Bike riders may no longer have to stop at "stop signs" if a new law passes in California.
Randy Van Vleck is an avid bike rider.
"This is the bike I use to get to work, to go out and do shopping," he said. "Downtown, Southeast San Diego, Chula Vista... Wherever I need to go."
Van Vleck is a strong supporter of bike yielding.
"Person on a bike, rolls up to an intersection, they slow down, they wait for it to be clear, they yield the right of way," he said, describing AB 1103, a bill that would allow bike riders to yield at stop signs.
As a bike rider and a member of the bicycle coalition of San Diego, he said the bike yielding law would make roads safer for everyone.
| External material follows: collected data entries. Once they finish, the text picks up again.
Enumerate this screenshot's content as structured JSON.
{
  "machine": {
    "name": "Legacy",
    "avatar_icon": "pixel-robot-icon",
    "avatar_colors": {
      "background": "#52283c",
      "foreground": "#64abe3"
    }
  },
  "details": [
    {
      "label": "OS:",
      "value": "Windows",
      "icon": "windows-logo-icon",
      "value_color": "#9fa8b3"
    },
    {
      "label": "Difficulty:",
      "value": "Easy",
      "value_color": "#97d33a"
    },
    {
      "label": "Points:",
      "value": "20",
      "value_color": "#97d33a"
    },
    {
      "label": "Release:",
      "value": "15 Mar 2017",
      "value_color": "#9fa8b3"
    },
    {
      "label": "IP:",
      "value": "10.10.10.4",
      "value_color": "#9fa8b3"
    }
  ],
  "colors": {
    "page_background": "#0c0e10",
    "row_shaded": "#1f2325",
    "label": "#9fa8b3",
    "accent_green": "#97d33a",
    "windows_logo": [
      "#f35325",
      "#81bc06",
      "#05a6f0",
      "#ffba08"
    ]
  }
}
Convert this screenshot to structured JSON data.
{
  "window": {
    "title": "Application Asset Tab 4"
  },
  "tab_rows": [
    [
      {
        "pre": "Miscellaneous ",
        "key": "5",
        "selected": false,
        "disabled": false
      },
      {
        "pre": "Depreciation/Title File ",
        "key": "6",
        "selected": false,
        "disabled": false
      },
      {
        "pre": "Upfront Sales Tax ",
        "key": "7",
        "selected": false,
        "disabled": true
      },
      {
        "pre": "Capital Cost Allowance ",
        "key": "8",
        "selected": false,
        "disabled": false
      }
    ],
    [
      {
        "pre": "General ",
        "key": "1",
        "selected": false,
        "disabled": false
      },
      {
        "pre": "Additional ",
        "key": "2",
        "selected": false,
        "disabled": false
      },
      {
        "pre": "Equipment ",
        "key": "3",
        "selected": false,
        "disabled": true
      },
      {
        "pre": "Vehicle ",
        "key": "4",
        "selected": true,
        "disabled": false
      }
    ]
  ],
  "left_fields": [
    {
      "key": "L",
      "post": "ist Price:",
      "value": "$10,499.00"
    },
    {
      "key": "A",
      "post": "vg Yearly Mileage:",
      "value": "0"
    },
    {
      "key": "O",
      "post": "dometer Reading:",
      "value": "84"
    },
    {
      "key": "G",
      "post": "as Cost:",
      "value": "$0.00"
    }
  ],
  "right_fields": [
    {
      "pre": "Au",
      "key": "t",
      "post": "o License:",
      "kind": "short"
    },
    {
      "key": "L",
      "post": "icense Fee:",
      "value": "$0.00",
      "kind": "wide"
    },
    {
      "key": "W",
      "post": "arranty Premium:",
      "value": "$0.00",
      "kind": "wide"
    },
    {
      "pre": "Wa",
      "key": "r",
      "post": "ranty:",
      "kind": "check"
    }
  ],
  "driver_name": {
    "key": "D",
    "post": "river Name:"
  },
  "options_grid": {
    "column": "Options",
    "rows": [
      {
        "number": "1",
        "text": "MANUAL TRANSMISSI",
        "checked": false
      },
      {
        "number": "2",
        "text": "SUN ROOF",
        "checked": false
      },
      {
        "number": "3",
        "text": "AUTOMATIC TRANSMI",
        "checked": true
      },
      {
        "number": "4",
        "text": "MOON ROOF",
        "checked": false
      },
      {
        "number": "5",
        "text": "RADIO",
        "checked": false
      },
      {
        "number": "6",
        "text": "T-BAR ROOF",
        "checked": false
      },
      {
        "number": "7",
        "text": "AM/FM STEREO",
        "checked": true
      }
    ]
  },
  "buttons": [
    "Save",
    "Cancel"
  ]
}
"We're going to have more people biking around, there's going to be more eye contact on the street," Van Vleck said.
The law would only apply to stop signs. Bicyclists would still have to make full stops at red lights.
Opponents say it could make it dangerous for motorists and pedestrians. They believe cyclists could end up running through intersections, creating more opportunity for collisions.
But Van Vleck does not agree.
"It requires bicyclists to yield the right of way," he said. "It doesn't allow bikes to just roll through and plow through the intersection."
Whether the law goes into effect or not, Van Vleck said the increase in bike riding is making an impact in our communities.
"By making bicycling efficient and easier to do so, we're going to have healthier, safer communities," he said.